Mentre la notizie sulla scomparsa della nave emiratina dilaga sui media, restavano ignorate le dichiarazioni delle autorità di Abu Dhabi le quali avevano subito comunicato che la petroliera in questione non aveva nulla a che fare con loro. Ma c’è anche da considerare che la scomparsa di una nave nello Stretto di Hormuz in questi tempi è alquanto usuale, dato che, per evitare sanzioni e fastidi, molte navi in navigazione nello Stretto spengono il transponder, il dispositivo che ne segnala la posizione.
Detto questo, di oggi la notizia che gli iraniani hanno trovato e soccorso la nave in difficoltà, indirizzandola presso un proprio porto per riparazioni. Un giallo che appare costruito sul nulla. Ma che è servito per coprire i vari segnali distensivi registrati in questi giorni nel confronto Usa – Iran.

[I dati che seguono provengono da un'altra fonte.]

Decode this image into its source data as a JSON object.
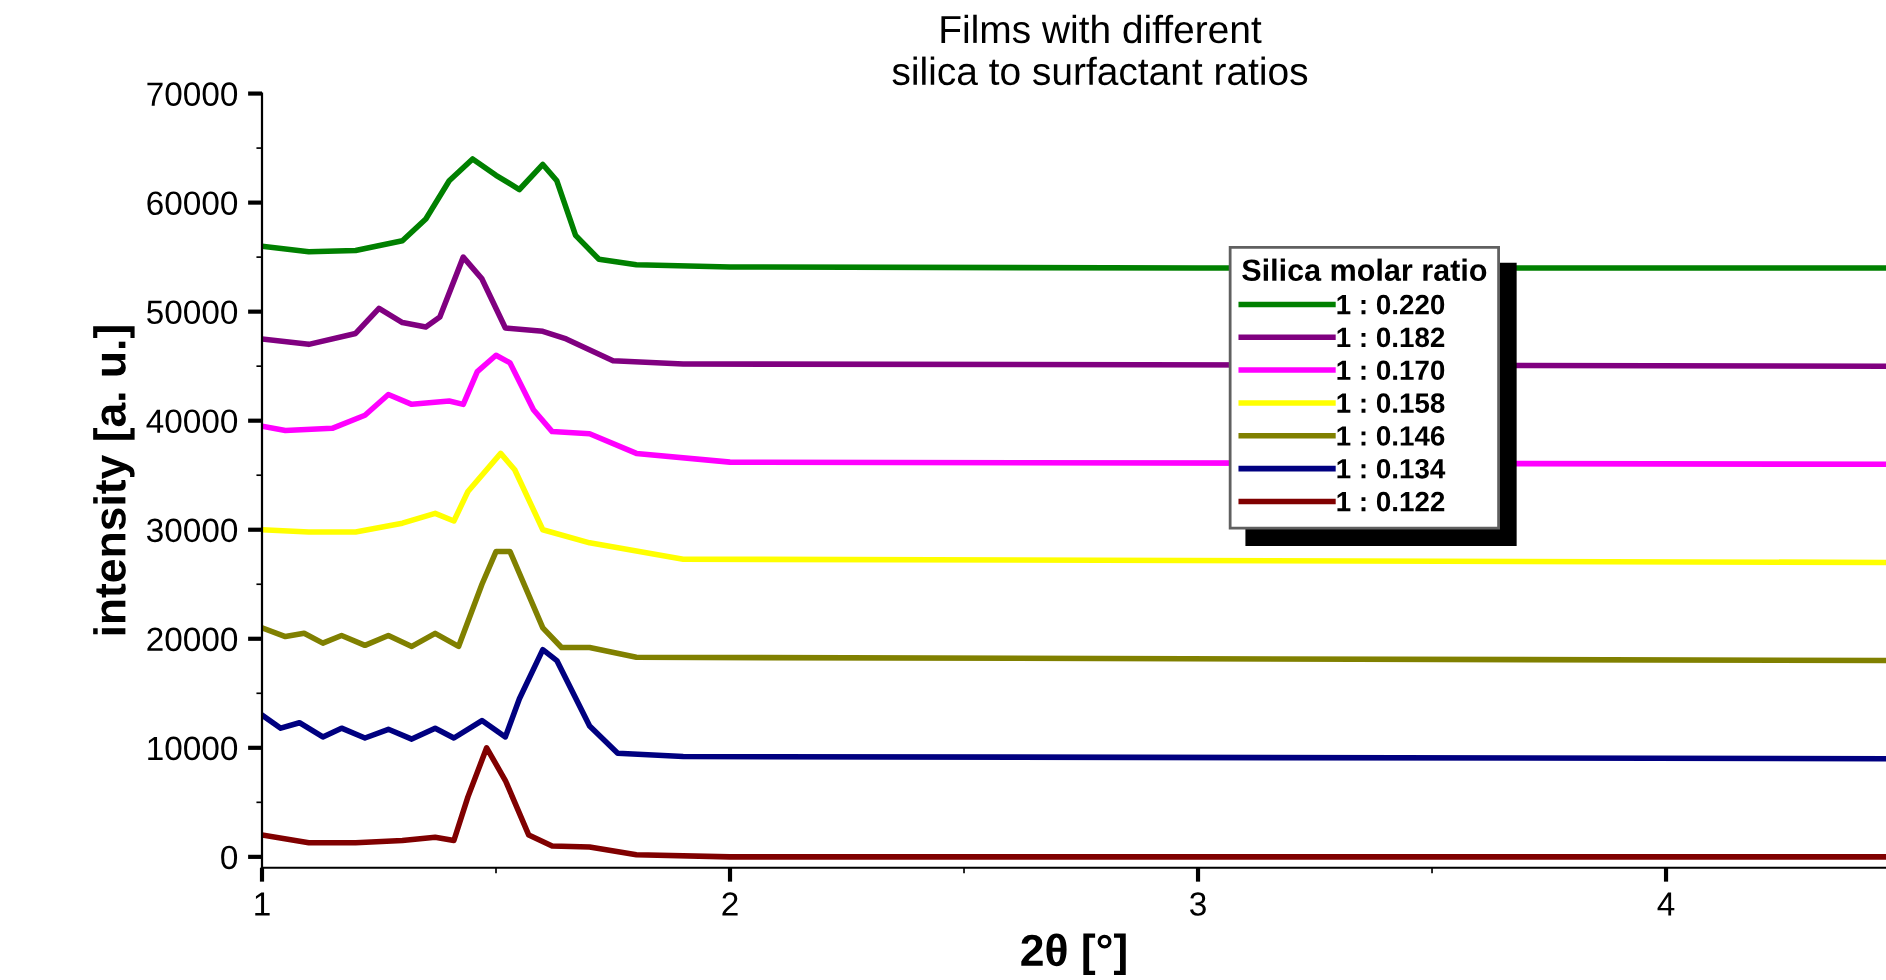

Durante il summit dell’Onu di ieri, nel quale, per la prima volta da quando è iniziata questa crisi, il ministro degli Esteri iraniano ha potuto confrontarsi con i leader d’Occidente, qualcosa si è mosso. In una riunione a porte chiuse, ieri Trump ha dichiarato “che sono stati fatti molti progressi con l’Iran” e che egli “non sta cercando un cambio di regime” (Reuters). Non è chiaro quali passi siano stati fatti, ma certo qualcosa è successo, nel segreto.
Da qui la necessità, per gli ambiti che stanno alimentando questo confronto, di intossicare le informazioni, acuire le criticità. Non sembra però siano riusciti nello scopo. Ma vedremo, non si daranno per vinti facilmente.